Gambling With Futures
A friend of a friend is a professional gambler. He puts it about everywhere. On the dogs, the football, horses. He even goes down the bingo.
I was flabbergasted when he confidently told me that he doesn’t monitor his spend and although he considers himself a full on professional gambler, he reckons he’s probably far more down than up, winnings-wise. In my mind I couldn’t hep surmising that this technically made him a loser, but I didn’t think it appropriate at the time to point this out, I’d only just met him.
Anyway, I thought the whole idea was that if you were professional at something you had studied it and implemented mechanisms to measure your performance. But not him. Will he start to monitor it in the future, I asked. Maybe. Perhaps one day, he said. Wow.
This cavalier attitude got me thinking about all the losers I see conglomerating outside the betting shops that consume Barking’s town centre. I pass these guys every day on the way home from work. Sipping from tins of Kestrel or Red Stripe while they pass around the Skunk and converse in pidgin Yoruba, thick Gaelic or Essex Eastend. When you see this sort of unity it makes you wonder how the BNP get any sort of foothold in Barking at all. Gambling is good. Greed is good.
But I ask myself if these guys are any worse than those who lose all their money spreading bets in these new Casino’s such as the one which hovers menacingly over Westfield Stratford.

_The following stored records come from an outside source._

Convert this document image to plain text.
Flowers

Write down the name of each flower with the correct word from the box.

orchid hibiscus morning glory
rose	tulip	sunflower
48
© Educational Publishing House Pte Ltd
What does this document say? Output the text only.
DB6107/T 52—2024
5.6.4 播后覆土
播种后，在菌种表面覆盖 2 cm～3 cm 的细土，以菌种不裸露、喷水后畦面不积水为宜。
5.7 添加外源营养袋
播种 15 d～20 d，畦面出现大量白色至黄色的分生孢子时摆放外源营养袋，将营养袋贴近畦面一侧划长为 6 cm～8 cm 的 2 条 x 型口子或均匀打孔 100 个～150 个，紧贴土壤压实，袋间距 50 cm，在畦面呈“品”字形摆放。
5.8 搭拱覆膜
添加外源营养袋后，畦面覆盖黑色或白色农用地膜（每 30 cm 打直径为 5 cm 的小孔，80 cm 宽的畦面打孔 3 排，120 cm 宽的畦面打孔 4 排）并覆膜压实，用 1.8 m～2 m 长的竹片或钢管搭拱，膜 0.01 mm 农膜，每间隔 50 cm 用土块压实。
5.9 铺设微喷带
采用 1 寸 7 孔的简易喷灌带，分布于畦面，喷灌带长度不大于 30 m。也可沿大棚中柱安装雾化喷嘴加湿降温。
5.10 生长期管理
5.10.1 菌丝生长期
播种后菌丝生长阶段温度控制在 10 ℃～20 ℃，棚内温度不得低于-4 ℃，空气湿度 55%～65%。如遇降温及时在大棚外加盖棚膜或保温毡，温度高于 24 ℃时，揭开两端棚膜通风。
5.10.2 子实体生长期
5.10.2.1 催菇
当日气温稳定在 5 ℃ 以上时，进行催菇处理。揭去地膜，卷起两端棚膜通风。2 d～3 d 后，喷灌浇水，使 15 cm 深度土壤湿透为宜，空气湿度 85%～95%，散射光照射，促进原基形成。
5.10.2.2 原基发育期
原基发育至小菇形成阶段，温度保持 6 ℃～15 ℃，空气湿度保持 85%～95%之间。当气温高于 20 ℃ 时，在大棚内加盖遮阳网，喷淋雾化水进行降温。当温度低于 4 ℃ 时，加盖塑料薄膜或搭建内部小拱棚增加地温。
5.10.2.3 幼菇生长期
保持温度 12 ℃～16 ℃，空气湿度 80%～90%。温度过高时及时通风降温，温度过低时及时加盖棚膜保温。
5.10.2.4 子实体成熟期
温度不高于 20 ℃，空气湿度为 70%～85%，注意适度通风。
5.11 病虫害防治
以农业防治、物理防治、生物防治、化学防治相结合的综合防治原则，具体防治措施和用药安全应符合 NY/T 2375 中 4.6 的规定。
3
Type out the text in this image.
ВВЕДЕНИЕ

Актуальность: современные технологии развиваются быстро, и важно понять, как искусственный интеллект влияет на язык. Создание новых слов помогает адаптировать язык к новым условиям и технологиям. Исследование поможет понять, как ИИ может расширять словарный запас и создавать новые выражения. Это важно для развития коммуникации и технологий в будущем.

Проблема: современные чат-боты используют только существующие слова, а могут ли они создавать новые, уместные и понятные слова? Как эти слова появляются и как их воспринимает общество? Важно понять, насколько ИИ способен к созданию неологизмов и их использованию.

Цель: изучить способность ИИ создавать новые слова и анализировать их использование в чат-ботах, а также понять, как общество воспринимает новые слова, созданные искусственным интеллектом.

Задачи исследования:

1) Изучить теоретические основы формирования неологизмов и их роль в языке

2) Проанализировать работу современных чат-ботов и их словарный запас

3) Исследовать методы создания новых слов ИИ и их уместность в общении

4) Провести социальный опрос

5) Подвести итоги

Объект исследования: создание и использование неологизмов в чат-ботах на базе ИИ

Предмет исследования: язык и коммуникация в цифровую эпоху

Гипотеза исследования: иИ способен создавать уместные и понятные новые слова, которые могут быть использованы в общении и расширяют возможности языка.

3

Are they any lower than the people who stay up late to flush all their money away on ITV’s through-the-night money spinning gameshows? What about the people who play online Poker and secretly engulf themselves in an abyss of debt at glamorous online gaming sites.
Another friend of mine met a Hungarian woman on Facebook two years ago with whom he spends hours talking to on Skype. A Poker player himself he promises me he has learned to speak Hungarian from a combination of talking to her and spending a fortune on the Hungarian version of Party Poker. Is this life?
I’ve never placed a bet in my life, not even a flutter on the Grand National or the Cup Final. I’ve never played those through-the-night TV scams, never voted on a reality TV show. Am I too cynical or are there still people out there like me who just think that it’s a mug’s game and stay well away?
I’d really be interested in hearing from those who regularly indulge, let me know what I’m missing. Not everything that glitters and all that… but it all looks so glamorous!


Yay! you’re back, I do not gamble and I doubt I fit into that demographic female,20, student, however I pass a few gambling stores on the way to university here in Liverpool I shudder as I walk past the stench of urine mixed with alcohol is unbearable in the morning, there are also pubs on this road.I See a lot of them outside in the afternoon and it does not look glamorous,you’re right there are a few different races of people, it’s sad gambling brings them together to be honest, the men look empty to me,unaware of their surroundings almost always bump into passersby.
I would also like to read opinions of regular gamblers.